Where are you changing this? The node is already enabled here: imx8-apalis-eval.dtsi « freescale « dts « boot « arm64 « arch - linux-toradex.git - Linux kernel for Apalis, Colibri and Verdin modules

toddhwang · March 8, 2021, 5:56pm

Then you mean that OpenCV is now working with the assistance of GPU ? Wow… it’s too slow and stuttered. Even 70% CPU power is now consumed for this. Would you let me know how I can see GPU is now working through OpenCV libraries?

gustavo.tx · March 8, 2021, 6:19pm

@toddhwang,

You can check the OpenCV build information to make sure it’s compiled with OpenCL support. On Python, you can do this with:

import cv2
print (cv2.getBuildInformation())

Look for the line

OpenCL:                        YES (no extra features)

to check if it’s enabled.

toddhwang · March 8, 2021, 6:36pm

Now I am using OpenCV C++ version, and further I am sure that it had been already compiled with OpenCL when I tested HAVE_OPENCL condition check last week. Is this everything fine only with compilation method? Please would check that an app attached in this post? CPU app Now I am seeing more than 70% CPU utilization when I run face recognition app… 70% is not a good number for us to determine next platform… so please take it again for me. App → “cpu -r -i 1”

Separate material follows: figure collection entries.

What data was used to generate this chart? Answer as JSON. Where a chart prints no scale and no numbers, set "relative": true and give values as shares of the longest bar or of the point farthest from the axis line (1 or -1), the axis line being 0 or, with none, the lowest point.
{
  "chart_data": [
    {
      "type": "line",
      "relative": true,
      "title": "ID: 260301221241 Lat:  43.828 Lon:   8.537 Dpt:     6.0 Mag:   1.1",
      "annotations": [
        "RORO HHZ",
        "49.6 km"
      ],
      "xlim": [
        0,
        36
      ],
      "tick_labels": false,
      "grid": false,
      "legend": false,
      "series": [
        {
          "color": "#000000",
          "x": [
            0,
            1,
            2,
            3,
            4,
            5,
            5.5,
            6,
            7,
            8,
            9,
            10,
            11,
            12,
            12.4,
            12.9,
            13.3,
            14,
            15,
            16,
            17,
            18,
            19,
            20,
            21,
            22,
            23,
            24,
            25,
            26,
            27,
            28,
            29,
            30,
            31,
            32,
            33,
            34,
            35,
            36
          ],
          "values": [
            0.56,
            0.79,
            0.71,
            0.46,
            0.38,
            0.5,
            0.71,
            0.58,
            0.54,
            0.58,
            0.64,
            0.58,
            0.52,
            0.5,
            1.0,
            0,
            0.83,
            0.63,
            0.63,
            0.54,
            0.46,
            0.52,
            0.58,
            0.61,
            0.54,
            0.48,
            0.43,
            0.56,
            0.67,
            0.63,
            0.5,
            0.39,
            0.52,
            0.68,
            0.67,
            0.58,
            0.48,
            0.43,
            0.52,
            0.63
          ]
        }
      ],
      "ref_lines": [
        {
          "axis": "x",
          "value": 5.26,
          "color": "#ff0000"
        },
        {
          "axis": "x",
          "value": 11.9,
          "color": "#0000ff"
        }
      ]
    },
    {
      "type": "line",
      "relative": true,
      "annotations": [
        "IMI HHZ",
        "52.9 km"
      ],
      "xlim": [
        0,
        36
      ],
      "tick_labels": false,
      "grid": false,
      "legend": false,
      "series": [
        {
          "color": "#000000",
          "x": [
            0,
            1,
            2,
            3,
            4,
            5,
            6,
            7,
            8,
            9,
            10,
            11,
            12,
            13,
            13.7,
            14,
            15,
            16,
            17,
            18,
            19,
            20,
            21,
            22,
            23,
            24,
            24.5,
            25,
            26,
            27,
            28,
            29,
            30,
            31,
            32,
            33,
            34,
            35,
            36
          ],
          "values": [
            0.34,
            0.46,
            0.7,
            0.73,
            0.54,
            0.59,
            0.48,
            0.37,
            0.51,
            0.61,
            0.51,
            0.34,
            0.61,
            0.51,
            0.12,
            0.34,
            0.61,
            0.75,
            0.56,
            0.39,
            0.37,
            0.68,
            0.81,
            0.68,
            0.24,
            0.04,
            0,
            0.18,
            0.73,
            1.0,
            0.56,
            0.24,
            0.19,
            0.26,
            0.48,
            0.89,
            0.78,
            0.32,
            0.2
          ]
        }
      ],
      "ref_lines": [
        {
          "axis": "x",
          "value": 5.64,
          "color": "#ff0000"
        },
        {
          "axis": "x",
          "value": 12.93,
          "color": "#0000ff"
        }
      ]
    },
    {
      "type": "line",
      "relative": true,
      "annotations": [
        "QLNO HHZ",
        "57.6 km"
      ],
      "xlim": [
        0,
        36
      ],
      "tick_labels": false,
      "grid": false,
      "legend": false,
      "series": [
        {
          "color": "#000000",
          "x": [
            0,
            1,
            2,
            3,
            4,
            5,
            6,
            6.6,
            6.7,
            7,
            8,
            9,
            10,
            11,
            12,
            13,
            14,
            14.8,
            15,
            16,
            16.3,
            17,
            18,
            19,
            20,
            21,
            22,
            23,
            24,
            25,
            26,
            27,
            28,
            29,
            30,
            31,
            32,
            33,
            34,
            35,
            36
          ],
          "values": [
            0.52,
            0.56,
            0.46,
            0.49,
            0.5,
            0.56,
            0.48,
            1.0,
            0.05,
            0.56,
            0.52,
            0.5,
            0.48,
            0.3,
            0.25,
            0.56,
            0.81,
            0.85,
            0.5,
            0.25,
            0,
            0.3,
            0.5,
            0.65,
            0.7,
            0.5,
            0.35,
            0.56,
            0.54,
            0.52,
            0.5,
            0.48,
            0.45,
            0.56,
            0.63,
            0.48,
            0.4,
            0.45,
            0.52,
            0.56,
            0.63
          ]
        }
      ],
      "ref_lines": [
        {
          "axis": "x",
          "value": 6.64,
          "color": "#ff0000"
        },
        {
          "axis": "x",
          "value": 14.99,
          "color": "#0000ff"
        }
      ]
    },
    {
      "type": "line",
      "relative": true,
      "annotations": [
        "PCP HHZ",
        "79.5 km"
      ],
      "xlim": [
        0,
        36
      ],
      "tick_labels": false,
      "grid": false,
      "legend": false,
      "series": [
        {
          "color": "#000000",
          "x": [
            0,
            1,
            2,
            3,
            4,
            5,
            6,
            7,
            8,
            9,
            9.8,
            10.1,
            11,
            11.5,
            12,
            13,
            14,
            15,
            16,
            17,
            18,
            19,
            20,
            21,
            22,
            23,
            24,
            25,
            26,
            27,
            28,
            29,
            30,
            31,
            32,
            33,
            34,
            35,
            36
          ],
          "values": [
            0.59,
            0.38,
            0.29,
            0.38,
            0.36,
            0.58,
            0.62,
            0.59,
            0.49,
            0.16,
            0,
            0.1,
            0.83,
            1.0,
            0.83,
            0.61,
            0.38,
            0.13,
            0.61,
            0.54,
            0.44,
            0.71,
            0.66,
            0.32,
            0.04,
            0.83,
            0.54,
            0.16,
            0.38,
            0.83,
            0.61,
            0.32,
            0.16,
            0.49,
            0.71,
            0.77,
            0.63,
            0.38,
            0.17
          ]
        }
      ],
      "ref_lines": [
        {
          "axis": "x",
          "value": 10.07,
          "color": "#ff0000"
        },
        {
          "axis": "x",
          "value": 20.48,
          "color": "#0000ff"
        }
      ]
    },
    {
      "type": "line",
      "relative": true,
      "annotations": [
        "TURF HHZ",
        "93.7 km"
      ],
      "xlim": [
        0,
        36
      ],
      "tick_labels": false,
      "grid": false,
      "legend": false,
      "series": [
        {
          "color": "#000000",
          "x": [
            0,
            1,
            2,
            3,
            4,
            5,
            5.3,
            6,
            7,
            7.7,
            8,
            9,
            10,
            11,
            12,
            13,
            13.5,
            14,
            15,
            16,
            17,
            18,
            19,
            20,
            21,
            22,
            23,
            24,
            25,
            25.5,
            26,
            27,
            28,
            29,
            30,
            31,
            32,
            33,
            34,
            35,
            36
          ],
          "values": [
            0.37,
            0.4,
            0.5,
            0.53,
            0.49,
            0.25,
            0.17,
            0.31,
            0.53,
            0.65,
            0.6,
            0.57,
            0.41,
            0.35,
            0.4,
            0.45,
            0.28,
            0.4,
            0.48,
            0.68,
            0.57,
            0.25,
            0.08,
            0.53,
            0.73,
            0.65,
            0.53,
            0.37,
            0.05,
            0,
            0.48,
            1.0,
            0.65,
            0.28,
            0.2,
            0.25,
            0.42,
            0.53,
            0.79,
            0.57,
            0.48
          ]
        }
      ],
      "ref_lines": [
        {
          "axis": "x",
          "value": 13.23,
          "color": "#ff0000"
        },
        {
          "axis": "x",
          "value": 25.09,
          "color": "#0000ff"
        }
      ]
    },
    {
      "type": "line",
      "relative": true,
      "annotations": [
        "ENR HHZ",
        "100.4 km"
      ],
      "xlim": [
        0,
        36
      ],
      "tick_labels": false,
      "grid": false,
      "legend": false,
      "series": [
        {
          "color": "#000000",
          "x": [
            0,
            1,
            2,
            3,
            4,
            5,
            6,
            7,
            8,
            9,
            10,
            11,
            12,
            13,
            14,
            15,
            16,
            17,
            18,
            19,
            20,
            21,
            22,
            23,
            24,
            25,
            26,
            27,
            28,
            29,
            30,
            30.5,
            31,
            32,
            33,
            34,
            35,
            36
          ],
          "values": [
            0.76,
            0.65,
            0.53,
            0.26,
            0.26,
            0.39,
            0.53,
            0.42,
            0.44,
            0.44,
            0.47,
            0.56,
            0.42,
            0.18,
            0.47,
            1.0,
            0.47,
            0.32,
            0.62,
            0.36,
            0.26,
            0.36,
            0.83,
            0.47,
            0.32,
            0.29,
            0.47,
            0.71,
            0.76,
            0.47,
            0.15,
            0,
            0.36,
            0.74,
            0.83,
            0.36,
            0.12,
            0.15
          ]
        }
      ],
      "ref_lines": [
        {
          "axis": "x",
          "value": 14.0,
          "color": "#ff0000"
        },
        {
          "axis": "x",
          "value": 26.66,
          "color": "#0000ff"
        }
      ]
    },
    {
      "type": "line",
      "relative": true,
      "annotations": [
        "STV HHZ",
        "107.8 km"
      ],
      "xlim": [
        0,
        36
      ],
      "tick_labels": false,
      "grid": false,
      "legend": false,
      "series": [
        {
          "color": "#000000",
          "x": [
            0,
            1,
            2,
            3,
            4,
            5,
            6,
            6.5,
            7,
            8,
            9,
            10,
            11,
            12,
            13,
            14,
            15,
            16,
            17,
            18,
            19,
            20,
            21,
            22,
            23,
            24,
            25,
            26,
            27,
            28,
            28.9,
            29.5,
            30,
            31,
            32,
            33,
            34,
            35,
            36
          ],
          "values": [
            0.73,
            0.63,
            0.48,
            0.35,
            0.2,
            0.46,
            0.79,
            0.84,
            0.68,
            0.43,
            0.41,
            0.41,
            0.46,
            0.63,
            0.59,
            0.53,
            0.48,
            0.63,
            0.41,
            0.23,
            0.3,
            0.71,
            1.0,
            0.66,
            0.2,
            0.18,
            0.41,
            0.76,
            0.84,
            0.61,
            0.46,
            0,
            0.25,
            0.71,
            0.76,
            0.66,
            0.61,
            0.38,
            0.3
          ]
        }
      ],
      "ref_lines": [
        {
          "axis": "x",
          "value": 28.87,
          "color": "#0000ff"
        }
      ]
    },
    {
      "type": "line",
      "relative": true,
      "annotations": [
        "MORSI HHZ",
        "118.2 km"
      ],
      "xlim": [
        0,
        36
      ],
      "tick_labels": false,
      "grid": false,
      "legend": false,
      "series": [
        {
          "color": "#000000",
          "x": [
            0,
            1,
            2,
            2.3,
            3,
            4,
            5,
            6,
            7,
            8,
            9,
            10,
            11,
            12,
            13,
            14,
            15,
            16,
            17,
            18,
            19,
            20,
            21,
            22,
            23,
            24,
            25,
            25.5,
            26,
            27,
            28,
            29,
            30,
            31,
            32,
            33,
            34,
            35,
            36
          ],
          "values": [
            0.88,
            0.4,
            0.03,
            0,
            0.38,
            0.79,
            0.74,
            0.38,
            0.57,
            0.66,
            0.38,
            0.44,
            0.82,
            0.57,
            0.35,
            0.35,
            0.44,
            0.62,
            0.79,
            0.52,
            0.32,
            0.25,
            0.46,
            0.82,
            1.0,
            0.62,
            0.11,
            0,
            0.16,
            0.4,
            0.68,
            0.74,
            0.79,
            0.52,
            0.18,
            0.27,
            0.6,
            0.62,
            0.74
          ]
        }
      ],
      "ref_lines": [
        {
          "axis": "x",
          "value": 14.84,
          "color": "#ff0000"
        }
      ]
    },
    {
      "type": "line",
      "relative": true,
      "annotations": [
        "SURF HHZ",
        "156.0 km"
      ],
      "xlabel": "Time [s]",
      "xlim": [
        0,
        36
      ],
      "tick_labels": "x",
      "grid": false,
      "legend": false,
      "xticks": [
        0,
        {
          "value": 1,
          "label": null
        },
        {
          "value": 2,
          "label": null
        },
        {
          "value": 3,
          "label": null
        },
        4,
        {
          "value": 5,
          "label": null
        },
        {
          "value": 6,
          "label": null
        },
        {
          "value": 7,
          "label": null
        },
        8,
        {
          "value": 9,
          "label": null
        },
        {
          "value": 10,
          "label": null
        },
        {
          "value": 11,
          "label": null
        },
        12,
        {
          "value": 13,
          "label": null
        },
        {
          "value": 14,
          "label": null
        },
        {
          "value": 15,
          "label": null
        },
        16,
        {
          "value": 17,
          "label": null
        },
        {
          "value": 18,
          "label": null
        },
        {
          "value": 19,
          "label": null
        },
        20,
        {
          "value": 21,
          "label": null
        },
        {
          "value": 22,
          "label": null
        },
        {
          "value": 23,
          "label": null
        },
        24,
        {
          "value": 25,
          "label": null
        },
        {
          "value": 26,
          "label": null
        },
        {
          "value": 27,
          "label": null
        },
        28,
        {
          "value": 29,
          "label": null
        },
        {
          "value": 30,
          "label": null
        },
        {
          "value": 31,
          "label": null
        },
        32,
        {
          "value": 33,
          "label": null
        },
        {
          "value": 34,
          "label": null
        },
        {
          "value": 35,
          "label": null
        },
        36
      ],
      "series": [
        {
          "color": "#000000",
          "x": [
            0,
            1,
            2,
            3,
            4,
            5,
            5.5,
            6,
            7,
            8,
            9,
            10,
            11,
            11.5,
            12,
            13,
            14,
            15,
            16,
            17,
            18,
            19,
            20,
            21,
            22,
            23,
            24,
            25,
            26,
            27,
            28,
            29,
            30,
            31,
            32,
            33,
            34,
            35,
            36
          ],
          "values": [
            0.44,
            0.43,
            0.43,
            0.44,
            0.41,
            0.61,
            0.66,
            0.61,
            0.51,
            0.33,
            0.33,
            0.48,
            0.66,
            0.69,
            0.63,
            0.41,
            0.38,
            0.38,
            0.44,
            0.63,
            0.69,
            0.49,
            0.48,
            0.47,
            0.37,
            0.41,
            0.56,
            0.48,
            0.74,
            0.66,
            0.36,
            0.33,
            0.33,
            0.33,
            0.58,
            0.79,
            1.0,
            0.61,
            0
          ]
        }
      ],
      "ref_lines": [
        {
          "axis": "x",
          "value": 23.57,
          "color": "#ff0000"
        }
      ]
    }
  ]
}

denis.tx · March 10, 2021, 12:03am

@toddhwang , which layer are you using to add the OpenCV support? Are you using the recipe from meta-imx? opencv-imx - i.MX OpenCV

toddhwang · March 11, 2021, 5:10pm

Dear Denis.

Not exaclty I am sure that I can understand your question, but I can tell you that I am now using all the software materials from toradex official distribution. It should be right since I used a command “bitbake tdx-reference-multimedia-image” on trying to get final image. you mean that I need to replace opencv sources by another one from source.codeaurora.org site ?

More and more basic+fundamental question - Is it right that we can expect a little bit better computation resource saving from OpenCV application when it comes with “GPU” ? We knew that 50% of the compuation resources was used when we run SVM machnine inside of OpenCV. If we did put single C statement calling SVM machine out of application code, CPU app just printing out 15% ~ 20% CPU utilization - very substantial saving of CPU utilization depending on the invocation of SVM inside of OpenCV. Can it be tightly related with GPU? GPU isn’t simply contributing to 2D/3D graphic manipulation? Do you think I am correctly tracing back to the origination of the problem? I really hope to hear about your opinion. Did you have any experiences on that?

jeremias.tx · March 16, 2021, 7:12pm

I believe Denis is asking what recipe in Yocto are you adding OpenCV support from. The opencv-imx recipes are built specifically to utilize the hardware features of the i.MX platform. Use other generic OpenCV recipes probably wouldn’t be able to utilize the GPU.